Jiang Aijian terkekeh dan berkata, “Aku merindukanmu, senior. Aku membawakanmu beberapa oleh-oleh.” Dia melepaskan karung dari punggungnya dan meletakkan isinya di atas meja sambil melanjutkan, “Ini adalah daun teh berkualitas tinggi yang dipersembahkan kepada kekaisaran sebagai upeti sebelumnya. Banyak orang yang berkuasa dan berkedudukan tinggi bahkan tidak memiliki kesempatan untuk mencicipinya. Ini untukmu, senior.”

“Seseorang yang begitu perhatian tanpa alasan pasti menyembunyikan niat jahat,” kata Lu Zhou dengan masam.

“Aku tidak akan pernah.” Jiang Aijian melambaikan tangannya. “Dalam hal hubungan, murid kelimamu adalah adik perempuanku… Aku kerabat dari Paviliun Langit Jahat.
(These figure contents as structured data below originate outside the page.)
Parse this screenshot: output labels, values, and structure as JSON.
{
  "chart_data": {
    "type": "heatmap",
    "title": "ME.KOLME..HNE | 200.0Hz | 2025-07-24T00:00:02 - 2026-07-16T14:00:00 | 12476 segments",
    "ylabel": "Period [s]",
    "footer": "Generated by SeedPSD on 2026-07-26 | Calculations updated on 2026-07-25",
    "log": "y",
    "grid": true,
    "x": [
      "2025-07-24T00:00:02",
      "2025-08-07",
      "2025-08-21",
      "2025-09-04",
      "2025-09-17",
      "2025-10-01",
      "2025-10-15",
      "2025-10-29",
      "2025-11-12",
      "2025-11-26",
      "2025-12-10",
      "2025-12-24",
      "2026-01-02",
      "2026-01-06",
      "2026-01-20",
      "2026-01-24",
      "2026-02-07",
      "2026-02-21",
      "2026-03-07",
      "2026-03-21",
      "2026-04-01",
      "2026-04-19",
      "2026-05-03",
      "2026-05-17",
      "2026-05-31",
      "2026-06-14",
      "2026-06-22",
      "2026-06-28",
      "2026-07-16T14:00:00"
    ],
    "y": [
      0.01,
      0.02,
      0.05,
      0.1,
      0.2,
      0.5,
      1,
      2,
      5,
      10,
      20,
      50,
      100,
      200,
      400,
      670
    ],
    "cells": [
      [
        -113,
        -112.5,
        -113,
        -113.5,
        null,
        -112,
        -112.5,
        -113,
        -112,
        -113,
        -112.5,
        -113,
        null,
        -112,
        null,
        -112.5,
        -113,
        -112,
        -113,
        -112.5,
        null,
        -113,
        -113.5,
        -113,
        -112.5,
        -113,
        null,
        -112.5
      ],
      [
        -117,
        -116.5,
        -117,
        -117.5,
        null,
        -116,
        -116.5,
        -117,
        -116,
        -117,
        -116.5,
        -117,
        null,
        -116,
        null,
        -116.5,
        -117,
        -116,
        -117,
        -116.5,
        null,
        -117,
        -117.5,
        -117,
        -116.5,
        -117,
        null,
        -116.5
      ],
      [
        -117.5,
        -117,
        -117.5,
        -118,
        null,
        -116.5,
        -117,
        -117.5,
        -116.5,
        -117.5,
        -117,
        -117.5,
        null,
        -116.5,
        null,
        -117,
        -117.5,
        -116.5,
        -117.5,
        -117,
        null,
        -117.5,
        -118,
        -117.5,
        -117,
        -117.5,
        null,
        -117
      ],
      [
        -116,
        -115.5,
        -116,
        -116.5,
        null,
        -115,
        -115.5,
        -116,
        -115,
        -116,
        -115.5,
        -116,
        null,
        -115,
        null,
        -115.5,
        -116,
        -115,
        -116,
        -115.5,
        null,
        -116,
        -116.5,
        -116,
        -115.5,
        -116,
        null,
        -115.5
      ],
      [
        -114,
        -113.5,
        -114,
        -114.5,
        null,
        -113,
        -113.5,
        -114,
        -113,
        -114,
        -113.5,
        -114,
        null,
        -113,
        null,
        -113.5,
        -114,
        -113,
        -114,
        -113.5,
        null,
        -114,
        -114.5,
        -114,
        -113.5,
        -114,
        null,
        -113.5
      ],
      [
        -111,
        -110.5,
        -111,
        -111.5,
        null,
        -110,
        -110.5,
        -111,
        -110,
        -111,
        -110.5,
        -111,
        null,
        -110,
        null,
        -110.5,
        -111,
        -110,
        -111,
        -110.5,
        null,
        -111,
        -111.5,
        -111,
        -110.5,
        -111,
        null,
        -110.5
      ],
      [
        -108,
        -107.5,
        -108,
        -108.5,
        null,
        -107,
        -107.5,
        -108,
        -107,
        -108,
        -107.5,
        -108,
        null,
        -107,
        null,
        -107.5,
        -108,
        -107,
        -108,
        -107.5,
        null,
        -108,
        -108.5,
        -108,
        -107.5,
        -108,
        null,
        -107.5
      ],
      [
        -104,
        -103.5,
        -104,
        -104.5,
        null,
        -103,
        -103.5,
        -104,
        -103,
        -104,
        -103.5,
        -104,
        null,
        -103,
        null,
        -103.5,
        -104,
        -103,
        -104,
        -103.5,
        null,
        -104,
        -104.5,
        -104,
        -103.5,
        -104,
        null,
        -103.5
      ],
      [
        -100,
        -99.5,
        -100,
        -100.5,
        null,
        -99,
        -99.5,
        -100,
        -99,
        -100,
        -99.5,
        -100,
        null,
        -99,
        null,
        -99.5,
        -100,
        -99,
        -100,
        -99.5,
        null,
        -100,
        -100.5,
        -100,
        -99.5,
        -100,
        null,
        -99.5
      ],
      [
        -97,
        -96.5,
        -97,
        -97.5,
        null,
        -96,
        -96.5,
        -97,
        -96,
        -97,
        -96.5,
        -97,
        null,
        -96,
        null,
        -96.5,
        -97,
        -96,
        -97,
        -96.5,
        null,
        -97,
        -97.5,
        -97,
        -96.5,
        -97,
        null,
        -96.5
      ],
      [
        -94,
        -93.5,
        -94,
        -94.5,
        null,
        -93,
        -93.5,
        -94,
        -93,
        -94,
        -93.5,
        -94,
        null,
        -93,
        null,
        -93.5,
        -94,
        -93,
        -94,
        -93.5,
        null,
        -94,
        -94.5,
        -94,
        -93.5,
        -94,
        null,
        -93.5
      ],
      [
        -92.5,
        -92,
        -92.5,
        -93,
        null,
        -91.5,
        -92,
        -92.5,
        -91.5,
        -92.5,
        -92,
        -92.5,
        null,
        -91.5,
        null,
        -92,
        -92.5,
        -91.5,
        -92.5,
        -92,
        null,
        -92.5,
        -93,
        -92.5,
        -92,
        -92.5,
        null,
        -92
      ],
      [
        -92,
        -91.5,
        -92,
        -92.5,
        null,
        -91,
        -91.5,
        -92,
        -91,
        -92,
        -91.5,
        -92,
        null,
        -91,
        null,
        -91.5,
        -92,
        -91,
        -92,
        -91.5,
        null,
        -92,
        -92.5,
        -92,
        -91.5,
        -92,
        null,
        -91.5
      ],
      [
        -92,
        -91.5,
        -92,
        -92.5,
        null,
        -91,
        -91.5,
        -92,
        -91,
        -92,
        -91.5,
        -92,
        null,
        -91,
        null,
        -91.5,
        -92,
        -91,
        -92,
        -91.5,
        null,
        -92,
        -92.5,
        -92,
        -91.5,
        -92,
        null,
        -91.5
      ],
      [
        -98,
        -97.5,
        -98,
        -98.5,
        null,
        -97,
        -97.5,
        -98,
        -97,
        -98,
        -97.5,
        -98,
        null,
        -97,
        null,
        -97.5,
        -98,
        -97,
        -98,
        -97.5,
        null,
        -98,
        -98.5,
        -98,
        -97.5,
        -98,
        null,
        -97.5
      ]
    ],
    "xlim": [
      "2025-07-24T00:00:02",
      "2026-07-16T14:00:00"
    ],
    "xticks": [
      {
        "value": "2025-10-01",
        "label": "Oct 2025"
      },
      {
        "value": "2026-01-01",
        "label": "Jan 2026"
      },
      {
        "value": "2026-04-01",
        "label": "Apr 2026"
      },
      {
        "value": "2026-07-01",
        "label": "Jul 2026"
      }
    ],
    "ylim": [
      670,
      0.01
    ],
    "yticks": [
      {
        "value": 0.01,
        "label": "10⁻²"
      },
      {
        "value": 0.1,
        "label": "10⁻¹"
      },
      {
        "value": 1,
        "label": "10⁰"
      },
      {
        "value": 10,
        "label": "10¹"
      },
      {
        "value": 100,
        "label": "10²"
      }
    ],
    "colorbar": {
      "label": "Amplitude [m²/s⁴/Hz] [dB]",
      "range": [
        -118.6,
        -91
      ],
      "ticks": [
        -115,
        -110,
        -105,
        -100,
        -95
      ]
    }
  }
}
Kurasa tidak aneh jika kerabat saling memberi hadiah.”

Yang lain terdiam.

Zhao Yue menghela napas dan berkata pelan, “Kurasa tidak ada yang bisa melampauinya dalam hal ketidakmaluan.”

Yang lain mengangguk sambil mata mereka secara naluriah beralih ke Mingshi Yin.

Mingshi Yin merasa tersinggung. Ia bertanya-tanya dalam hati, ‘Mengapa semua orang menatapku? Aku tidak mengatakan atau melakukan apa pun. Ini tidak ada hubungannya denganku.’

Lu Zhou melihat barang-barang di atas meja. Ia tampak tidak tertarik. Di usianya, harta benda tidak lagi membuatnya bersemangat. “Jadi, mengapa kau datang?”

“Begini, aku… tanpa sengaja menikam Pangeran Kedua hingga tewas… Keluarga Kekaisaran tidak akan memaafkanku untuk ini. Jadi, bolehkah aku merepotkanmu, senior, dengan beban membunuhku?” tanya Jiang Aijian.

Mingshi Yin menyeringai dan berkata dengan bersemangat, “Aku bisa melakukannya!” Kait Pemisahnya yang bersinar dengan cahaya dan energi jahat muncul di tangannya.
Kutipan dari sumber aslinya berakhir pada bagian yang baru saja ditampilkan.